Bannon seated himself on the railing, and caught his toes between the supports.

"I'll tell you one thing," he said, "those fellows have got to get up pretty early in the morning if they're going to beat old Page."

She looked at him, and then slowly folded the paper and turned toward the window. It was nearly dark outside. The rain, driving down from the northeast, tapped steadily on the glass. The arc lamp, on the pole near the tool house, was a blurred circle of light. She was thinking that they would have to get up pretty early to beat Charlie Bannon.

They were silent for a time—silences were not so hard as they had been, a few weeks before—both looking out at the storm, and both thinking that this was Christmas night. On the afternoon before he had asked her to take a holiday, and she had shaken her head. "I couldn't—I'd be here before noon," was what she had said; and she had laughed a little at her own confession, and hurried away with Max.

She turned and said, "Is it done—the belt gallery?"

He nodded. "All done."

"Well—" she smiled; and he nodded again.

"The C. & S. C. man—the fellow that was around the other day and measured to see if it was high enough—he's out there looking up with his mouth open. He hasn't got much to say."

"You didn't have to touch the tracks at all?"

"Not once. Ran her out and bolted her together, and there she was. I'm about ready for my month off. We'll have the wheat coming in tomorrow, and then it's just walking down hill."

"Tomorrow?" she asked. "Can you do it?"

"Got to. Five or six days aren't any too much.

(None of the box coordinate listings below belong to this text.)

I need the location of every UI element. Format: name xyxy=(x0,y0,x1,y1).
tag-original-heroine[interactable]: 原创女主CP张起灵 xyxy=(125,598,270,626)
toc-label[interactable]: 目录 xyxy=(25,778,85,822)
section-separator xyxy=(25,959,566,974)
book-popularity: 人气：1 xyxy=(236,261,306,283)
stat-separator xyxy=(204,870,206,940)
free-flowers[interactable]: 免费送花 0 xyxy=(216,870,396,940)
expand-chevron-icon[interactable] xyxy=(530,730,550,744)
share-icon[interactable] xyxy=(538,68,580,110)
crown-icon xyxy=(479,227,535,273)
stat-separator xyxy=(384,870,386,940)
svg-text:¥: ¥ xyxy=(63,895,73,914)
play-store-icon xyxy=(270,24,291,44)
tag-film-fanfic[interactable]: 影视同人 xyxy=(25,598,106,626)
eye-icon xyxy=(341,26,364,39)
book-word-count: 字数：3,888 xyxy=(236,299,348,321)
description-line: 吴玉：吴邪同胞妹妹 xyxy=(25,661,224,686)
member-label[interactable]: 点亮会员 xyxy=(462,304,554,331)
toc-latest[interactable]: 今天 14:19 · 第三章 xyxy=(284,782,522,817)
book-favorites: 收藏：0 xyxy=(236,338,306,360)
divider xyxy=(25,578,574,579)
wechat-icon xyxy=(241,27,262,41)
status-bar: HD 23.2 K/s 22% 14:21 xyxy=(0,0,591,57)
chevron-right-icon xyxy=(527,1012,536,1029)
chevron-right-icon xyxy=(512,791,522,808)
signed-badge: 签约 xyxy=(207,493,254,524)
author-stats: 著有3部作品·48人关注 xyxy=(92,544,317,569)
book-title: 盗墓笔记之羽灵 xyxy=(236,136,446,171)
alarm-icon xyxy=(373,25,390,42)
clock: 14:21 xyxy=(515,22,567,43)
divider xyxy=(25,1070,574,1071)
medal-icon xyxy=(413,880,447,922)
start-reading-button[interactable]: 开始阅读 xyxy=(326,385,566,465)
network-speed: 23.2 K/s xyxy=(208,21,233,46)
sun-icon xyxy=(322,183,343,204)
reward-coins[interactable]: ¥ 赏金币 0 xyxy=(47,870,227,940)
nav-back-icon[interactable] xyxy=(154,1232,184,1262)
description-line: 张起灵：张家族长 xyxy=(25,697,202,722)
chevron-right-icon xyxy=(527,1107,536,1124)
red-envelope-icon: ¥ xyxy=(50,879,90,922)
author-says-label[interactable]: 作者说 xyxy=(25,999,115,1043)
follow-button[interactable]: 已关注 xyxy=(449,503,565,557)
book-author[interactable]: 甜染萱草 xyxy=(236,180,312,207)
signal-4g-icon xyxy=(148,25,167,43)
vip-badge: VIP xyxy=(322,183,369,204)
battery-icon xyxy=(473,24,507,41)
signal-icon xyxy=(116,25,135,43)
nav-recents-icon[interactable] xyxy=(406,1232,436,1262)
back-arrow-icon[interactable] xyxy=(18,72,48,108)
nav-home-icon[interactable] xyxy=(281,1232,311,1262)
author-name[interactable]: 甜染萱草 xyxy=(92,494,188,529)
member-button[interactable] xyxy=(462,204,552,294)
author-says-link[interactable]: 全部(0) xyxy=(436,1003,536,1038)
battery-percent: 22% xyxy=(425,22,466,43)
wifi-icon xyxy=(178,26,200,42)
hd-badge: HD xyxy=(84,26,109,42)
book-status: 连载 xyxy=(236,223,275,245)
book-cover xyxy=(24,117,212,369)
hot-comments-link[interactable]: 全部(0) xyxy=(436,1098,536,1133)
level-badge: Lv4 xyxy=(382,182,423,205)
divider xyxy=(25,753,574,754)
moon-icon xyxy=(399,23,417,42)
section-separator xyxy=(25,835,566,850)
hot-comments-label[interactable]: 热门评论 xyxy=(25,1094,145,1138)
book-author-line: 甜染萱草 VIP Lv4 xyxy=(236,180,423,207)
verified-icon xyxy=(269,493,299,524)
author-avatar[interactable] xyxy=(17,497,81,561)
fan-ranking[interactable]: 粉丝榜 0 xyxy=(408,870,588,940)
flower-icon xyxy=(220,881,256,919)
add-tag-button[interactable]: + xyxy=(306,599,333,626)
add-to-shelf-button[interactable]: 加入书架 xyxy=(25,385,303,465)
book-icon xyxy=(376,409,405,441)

If it was an old house and the machinery was working well, I'd undertake to do it in two or three, but if we get through without ripping up the gallery, or pounding the leg through the bottom of a steamer, it'll be the kind of luck I don't have." He paused and looked at the window, where the rain was streaking the glass. "I've been thinking about my vacation. I've about decided to go to the St. Lawrence. Maybe there are places I'd like better, but when a fellow hasn't had a month off in five years, he doesn't feel like experiments."

It was the personal tone again, coming into their talk in spite of the excitement of the day and the many things that might have been said.

Hilda looked down at the ledger, and fingered the pages. Bannon smiled.

"If I were you," he said, "I'd shut that up and fire it under the table. This light isn't, good enough to work by, anyway."

She slowly closed the book, saying:—

"I never worked before on Christmas."

"It's a mistake. I don't believe in it, but somehow it's when my hardest work always comes. One Christmas, when I was on the Grand Trunk, there was a big wreck at a junction about sixty miles down the road."

She saw the memory coming into his eyes, and she leaned back against the desk, playing with her pen, and now and then looking up.

"I was chief wrecker, and I had an old Scotch engineer that you couldn't move with a jack. We'd rubbed up together three or four times before I'd had him a month, and I was getting tired of it. We'd got about halfway to the junction that night, and I felt the brakes go on hard, and before I could get through the train and over the tender, we'd stopped dead. The Scotchman was down by the drivers fussing around with a lantern. I hollered out:—

"'What's the matter there?'

"'She's a bit 'ot,' said he.

"You'd have thought he was running a huckleberry train from the time he took. I ordered him into the cab, and he just waved his hand and said:—

"'Wait a bit, wait a bit. She'll be cool directly.'"

Bannon chuckled at the recollection.

"What did you do?" Hilda asked.

"Jumped for the lever, and hollered for him to get aboard."